I Begin My Life All Over

This is an awesome book that tells the true and heart-wrenching stories of fear, desperation, and resilience that so many Hmong people endured as they were forced from their homeland due to the Vietnam War. Many Hmong immigrants that relocated to the U.S. found a "culture shock" awaiting them, as assimilation made it a difficult adjustment to the lifestyle they once lived. This book is a good read and recommended to anyone who is interested in learning about the immigrant experience or ethnic and minority groups in America.

A great book

This book is a great way for people to see how Hmong people see their life coming to America, and life before they came here. While reading the book I learned a lot, even though I am Hmong. The writers go into really deep details how living was and also how hard it was to adjust to America. Faderman also talks about how it was to be an immigrant, too. She compares most of the stuff Hmong people went through to her life as a child. This book really gives you an understanding of being Hmong. You'll learn how they lived before they came over to the United States. Then it'll talk about how hard it was to change their lives to live in the U.S. Who thought that someone would explain how Hmong people came here and how they lived? After reading this book, you'll be able to open your mind to other cultures. They did a great job of opening Hmong people to the whole world.

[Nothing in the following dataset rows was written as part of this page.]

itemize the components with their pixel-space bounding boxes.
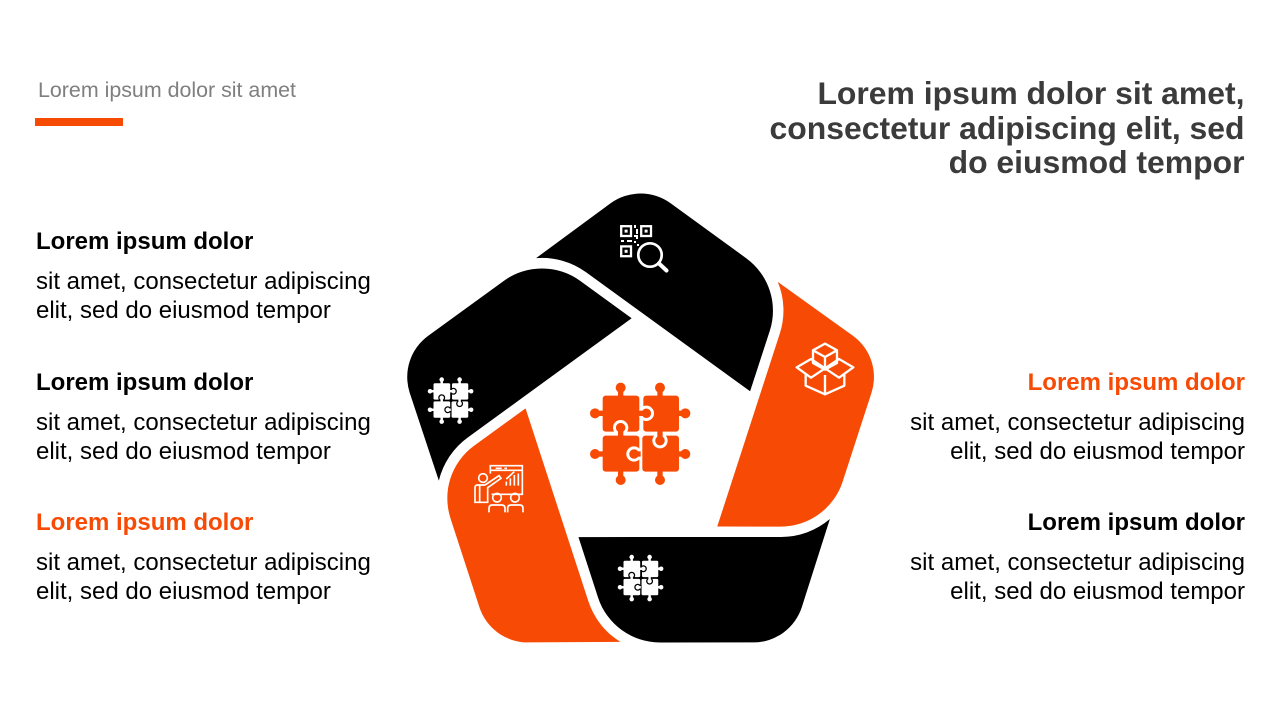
- icon: presenter: [475, 466, 523, 512]
- body: left 1: [36, 268, 371, 324]
- body: left 2: [36, 408, 371, 465]
- body: left 3: [36, 548, 371, 605]
- segment: bottom black: [560, 411, 868, 710]
- icon: bottom puzzle: [618, 555, 663, 601]
- body: left 1: sit amet, consectetur adipiscing: [36, 268, 371, 294]
- title: [770, 75, 1244, 180]
- body: right 2: sit amet, consectetur adipiscing: [910, 548, 1245, 576]
- body: left 3: sit amet, consectetur adipiscing: [36, 548, 371, 576]
- body: right 2: elit, sed do eiusmod tempor: [950, 578, 1245, 605]
- heading: left 3: Lorem ipsum dolor: [36, 509, 253, 536]
- text block: right 2: [910, 509, 1245, 605]
- segment: top black: [536, 194, 773, 391]
- heading: right 2: Lorem ipsum dolor: [1028, 509, 1245, 536]
- title: Lorem ipsum dolor sit amet,: [817, 75, 1244, 111]
- body: left 3: elit, sed do eiusmod tempor: [36, 578, 331, 605]
- icon: QR code and magnifier: [621, 225, 666, 270]
- body: right 1: sit amet, consectetur adipiscing: [910, 408, 1245, 436]
- body: right 1: elit, sed do eiusmod tempor: [950, 438, 1245, 465]
- text block: left 3: [36, 509, 371, 605]
- segment: left black: [377, 235, 639, 522]
- body: right 1: [910, 408, 1245, 465]
- icon: left puzzle: [428, 377, 473, 424]
- accent bar: [35, 118, 123, 126]
- body: left 2: elit, sed do eiusmod tempor: [36, 438, 331, 465]
- segment: right orange: [651, 262, 912, 548]
- text block: right 1: [910, 369, 1245, 465]
- title: do eiusmod tempor: [949, 144, 1244, 180]
- title: consectetur adipiscing elit, sed: [770, 110, 1244, 146]
- text block: left 2: [36, 369, 371, 465]
- text block: left 1: [36, 228, 371, 324]
- heading: left 1: Lorem ipsum dolor: [36, 228, 253, 255]
- icon: boxes: [797, 344, 853, 394]
- body: left 2: sit amet, consectetur adipiscing: [36, 408, 371, 436]
- body: left 1: elit, sed do eiusmod tempor: [36, 297, 331, 324]
- icon: centre puzzle: [590, 383, 690, 485]
- body: right 2: [910, 548, 1245, 605]
- heading: right 1: Lorem ipsum dolor: [1028, 369, 1245, 396]
- heading: left 2: Lorem ipsum dolor: [36, 369, 253, 396]
- segment: left orange: [391, 395, 699, 694]
- subtitle: Lorem ipsum dolor sit amet: [38, 78, 296, 102]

A book that lives up to its title....

This is an astonishing book. The author, working with a Hmong colleague, collected many moving oral histories. She then wove them together into an astonishing tour-de-force.This book provides a voice to Hmong people, telling their stories in their own words. At the same time, Faderman places the Hmong experience in the larger context of the experience of leaving one's home to come to the United States as an immigrant. Using the particular experiences of her Hmong informants, as well as her own history growing up as the child of an immgrant, she sheds light on the general topic of what it means to be an immigrant in this country.For most US residents, there is immigration somewhere in our histories; this book speaks to how our families were profoundly affected by the dislocation and courage of these immgrants, whether they are ourselves, our parents, or lurking in the more distant past. I can't imagine a better book on this topic.